The Sisters of Charity of Nazareth are sending their disaster relief team to the area this week, the congregation said. Led by Sr. Luke Boiarski, the team of sisters, associates and volunteers is expected to work to meet whatever immediate needs people have now, and will likely be back in the future to address long-term needs.

The team has operated since 2011, when it helped victims after the tornado in Joplin, Missouri, and has since assisted at more than a dozen natural disasters. The Joplin tornado killed 161 people and caused up to $3 billion in damage.

Boiarski said the very first relief efforts are often the simplest, but the most meaningful.

"A lot of times what we're doing first is gathering people's personal belongings that have been scattered everywhere," she said. "We listen to them, pray with them, try to heal them spiritually, not just physically."

Curtis said that while in Bowling Green, they visited two neighborhoods, meeting a man who had been trapped inside his home.

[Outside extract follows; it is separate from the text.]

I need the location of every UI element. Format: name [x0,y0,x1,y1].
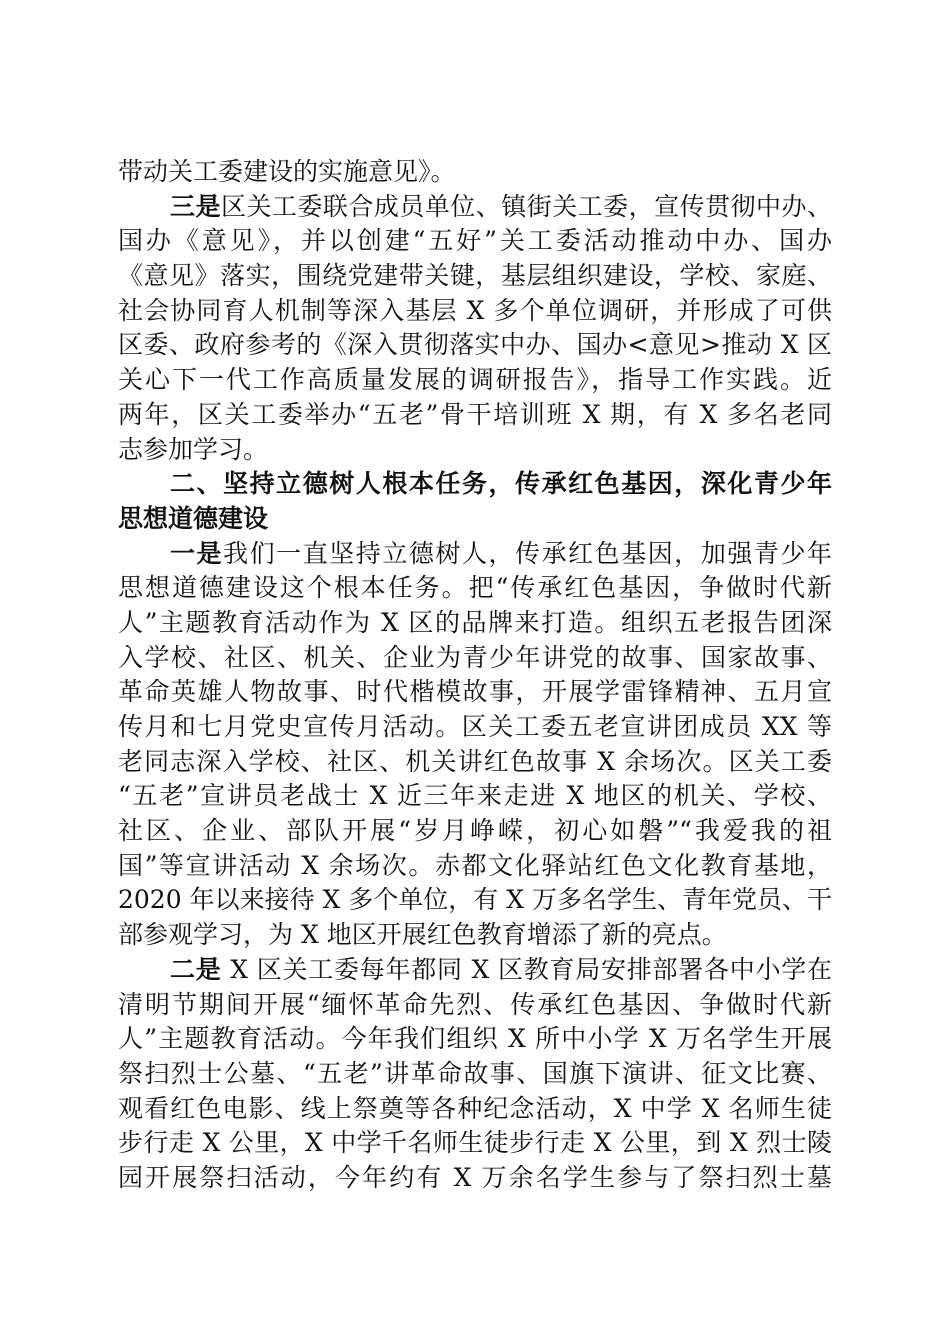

Behind his house had been an auto parts store that is no longer there, and houses in the neighborhood have been moved off their foundations by the force of the wind.

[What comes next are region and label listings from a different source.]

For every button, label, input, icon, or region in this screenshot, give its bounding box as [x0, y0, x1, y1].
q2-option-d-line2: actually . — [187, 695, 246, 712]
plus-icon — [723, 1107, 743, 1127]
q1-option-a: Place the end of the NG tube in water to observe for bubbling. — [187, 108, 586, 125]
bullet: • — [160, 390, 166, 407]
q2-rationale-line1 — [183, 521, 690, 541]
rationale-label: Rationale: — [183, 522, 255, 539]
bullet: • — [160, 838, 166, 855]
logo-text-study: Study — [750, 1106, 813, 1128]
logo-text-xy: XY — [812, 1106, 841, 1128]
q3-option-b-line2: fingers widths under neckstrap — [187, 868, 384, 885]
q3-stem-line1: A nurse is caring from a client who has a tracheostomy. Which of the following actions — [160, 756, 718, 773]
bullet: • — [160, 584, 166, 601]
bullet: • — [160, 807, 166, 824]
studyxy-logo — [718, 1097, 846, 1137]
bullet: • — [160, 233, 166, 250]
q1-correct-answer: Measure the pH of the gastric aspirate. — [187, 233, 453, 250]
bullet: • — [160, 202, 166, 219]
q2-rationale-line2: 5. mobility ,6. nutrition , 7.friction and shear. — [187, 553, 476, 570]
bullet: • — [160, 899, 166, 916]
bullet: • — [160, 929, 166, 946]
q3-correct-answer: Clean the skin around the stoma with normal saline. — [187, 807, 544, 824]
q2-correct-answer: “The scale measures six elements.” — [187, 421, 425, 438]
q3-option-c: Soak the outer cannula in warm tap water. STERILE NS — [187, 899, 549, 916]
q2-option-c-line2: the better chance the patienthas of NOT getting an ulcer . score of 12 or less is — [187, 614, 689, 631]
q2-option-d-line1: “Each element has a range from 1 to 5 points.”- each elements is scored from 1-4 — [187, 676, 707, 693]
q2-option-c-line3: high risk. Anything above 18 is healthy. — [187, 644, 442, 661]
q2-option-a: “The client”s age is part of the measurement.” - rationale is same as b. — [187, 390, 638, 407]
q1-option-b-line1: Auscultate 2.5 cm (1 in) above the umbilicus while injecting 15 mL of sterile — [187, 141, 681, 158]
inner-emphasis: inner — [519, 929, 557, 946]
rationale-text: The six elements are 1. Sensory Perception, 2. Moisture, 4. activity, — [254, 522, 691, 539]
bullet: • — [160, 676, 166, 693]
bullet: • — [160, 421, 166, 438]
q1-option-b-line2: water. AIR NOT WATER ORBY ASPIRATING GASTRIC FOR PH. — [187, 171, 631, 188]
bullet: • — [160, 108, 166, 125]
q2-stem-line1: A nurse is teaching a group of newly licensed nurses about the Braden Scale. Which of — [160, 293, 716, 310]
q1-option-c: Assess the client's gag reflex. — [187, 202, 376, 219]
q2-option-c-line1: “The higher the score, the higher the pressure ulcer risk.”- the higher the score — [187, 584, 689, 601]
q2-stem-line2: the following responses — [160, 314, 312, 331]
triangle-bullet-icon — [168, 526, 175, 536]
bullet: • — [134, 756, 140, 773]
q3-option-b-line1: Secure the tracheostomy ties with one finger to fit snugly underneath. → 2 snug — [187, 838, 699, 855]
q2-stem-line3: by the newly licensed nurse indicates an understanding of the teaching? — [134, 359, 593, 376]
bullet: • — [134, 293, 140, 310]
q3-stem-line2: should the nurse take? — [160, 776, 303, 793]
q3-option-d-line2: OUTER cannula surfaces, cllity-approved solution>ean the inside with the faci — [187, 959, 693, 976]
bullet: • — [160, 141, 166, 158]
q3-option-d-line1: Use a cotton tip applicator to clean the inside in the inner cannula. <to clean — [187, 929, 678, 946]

"You could see the terror on their faces," Boiarski said.

Houses are destroyed in Bowling Green, Kentucky, after a tornado overnight Dec. 10. (Courtesy Sisters of Charity of Nazareth)

No Catholic sisters appear to have been injured in the tornadoes. The Glenmary Sisters, based in Owensboro, Kentucky, said two of their sisters minister in areas that had tornado damage, but nothing compared to the devastation seen elsewhere. One of those sisters is in Caruthersville, Missouri, 8 miles east of Braggadocio, Missouri, where a 9-year-old girl was killed, her mother sustained "catastrophic injuries," and both younger sisters were hospitalized, one with a broken back.

Janet Willis, development director for the Glenmary Sisters, said financial donations are being handled by the Owensboro Diocese through Catholic Charities there.

 

An SUV is upside down in front of what's left of a house in Bowling Green, Kentucky. (Courtesy Sisters of Charity of Nazareth)

The widespread damage has left thousands of people without electricity or water, so Water With Blessings is gathering donations to send water filters to the area. Water With Blessings' Sr. Larraine Lauter, also a Mount St. Joseph Ursuline, said 20 filters have already been sent to Keller in Fancy Farm, but many more are needed. Mayfield has no electricity, water or natural gas.

"Their water tower went down," Lauter said. "They have a very unstable water situation right now."

She said people's first instinct is to send cases of water to damaged areas, but that's not a long-term solution the way filters are.

"People are going to need access to safe water for a lot longer than some shipments of bottled water will last," Lauter said. "And then there's the plastic bottles — the last thing they need down there is more trash."

Keller said the filters will be especially important for people who can’t or won’t go to shelters and that the best way to help right now is to make financial donations to Catholic Charities.